Thursday, October 14, 2010

Just a Bad Day

The stress is getting to me.

Now I'm off of all antidepressants and other associated meds, I feel more.

Today I felt grief.

Yes, again.

I sat next to a woman with a 3 month old baby. The baby's eyes were the exact color of Brennan's eyes. The boy who never had a chance.

They were also similar to my 19 year old's eyes. The boy who's joined the army.

My eyes welled up and I had to leave the room so I didn't interrupt the lecture.

I could not help crying.  Damn, I hate when that happens.

Then my spouse is being a bigger moron than normal.

My wonderful 19 year old just told me he's an atheist.  He was mocking me.  Shut the F up brat.  I'm not in the mood.

My sense of humor had left the building for today.

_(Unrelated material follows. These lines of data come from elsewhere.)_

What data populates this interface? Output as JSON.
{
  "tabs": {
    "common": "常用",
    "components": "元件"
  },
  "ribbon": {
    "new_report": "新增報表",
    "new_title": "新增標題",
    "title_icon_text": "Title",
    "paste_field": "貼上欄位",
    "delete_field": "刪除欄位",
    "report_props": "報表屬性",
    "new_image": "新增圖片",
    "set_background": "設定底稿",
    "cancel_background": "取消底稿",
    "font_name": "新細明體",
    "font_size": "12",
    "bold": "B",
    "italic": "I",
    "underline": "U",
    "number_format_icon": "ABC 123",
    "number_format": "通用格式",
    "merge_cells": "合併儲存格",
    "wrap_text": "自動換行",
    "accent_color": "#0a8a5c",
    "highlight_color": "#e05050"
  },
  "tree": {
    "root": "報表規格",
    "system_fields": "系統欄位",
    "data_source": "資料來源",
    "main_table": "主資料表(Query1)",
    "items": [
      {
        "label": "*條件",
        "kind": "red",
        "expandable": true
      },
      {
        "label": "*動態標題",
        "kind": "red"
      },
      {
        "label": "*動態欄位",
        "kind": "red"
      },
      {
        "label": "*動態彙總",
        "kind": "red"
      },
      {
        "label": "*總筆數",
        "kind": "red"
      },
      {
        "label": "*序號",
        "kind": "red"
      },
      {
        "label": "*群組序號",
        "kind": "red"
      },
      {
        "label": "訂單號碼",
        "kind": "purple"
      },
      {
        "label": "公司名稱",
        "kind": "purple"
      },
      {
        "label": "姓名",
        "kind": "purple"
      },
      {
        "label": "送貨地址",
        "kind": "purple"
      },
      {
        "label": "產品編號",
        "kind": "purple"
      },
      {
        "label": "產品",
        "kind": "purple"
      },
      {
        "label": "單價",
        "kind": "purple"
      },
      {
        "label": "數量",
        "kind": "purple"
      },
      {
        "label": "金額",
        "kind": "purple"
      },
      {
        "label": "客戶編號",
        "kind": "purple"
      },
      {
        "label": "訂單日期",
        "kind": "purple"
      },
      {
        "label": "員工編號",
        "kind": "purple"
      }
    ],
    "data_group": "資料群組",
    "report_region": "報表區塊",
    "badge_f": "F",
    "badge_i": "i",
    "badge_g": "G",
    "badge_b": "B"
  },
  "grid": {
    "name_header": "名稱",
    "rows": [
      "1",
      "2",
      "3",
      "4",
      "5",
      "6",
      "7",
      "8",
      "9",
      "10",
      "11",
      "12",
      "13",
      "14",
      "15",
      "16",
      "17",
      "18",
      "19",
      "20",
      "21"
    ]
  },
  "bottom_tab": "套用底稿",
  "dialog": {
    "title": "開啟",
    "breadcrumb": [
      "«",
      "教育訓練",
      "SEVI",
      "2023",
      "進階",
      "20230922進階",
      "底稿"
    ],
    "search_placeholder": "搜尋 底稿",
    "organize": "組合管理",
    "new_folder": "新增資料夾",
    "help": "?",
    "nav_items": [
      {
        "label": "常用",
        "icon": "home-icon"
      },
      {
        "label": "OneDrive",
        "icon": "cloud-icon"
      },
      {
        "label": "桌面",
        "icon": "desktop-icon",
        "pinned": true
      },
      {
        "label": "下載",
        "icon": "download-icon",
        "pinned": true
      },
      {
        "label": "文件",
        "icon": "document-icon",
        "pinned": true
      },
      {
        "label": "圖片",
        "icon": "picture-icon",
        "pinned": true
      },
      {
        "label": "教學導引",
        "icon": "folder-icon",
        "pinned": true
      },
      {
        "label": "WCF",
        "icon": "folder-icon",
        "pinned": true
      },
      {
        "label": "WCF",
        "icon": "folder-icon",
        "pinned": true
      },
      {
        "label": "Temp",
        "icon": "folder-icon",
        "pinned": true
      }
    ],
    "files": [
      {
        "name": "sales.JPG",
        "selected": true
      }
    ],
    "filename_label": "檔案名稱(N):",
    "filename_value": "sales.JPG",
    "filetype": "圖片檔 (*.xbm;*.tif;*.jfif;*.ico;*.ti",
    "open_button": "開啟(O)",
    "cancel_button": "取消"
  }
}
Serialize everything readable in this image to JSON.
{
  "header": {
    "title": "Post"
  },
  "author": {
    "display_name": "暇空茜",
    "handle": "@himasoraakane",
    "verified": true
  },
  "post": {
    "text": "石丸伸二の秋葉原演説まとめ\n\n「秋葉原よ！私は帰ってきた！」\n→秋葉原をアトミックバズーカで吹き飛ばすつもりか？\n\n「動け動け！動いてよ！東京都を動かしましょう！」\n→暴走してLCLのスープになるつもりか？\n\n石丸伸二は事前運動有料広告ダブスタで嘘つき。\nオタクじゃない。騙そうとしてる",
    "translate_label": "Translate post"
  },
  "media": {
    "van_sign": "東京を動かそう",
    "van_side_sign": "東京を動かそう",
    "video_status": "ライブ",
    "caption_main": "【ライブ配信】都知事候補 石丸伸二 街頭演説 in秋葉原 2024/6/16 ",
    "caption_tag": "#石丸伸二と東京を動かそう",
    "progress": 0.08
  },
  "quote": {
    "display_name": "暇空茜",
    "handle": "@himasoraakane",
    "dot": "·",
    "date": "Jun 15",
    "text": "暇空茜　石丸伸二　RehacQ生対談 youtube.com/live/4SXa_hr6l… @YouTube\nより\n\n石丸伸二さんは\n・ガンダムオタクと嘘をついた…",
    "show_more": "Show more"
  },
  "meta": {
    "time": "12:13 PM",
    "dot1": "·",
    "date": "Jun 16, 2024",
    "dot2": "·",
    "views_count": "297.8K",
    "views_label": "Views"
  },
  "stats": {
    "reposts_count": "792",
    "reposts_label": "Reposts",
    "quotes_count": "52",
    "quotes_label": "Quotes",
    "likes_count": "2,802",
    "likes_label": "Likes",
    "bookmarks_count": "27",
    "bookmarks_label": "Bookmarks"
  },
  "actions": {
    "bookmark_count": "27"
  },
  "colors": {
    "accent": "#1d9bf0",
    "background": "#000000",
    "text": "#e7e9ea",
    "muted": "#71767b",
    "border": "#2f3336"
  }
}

I miss the boy who never had a chance.

I miss the boy the 19 year old used to be.

I miss the me who saw the future as bright and exciting.  The me who loved her husband.  The me who my husband loved.

I know the past is the past.  I accept that.

Could someone please tell my tear ducts to shut the hell off?????

Wednesday, October 6, 2010

Notes To Self

NTS~some people completely miss irony/sarcasm on the internet.

NTS~never ever offer to do more work for no pay, aka don't be stupid!

NTS~write down prayer team requests otherwise you tend to forget details.

NTS~work on sleeping better as I cannot sleep longer anymore.

NTS~discover if sarcasm is still considered humor.

NTS~find sunscreen! (Though I suspect one of my children swiped it)

NTS~The sunshine will leave before i can find the sunscreen.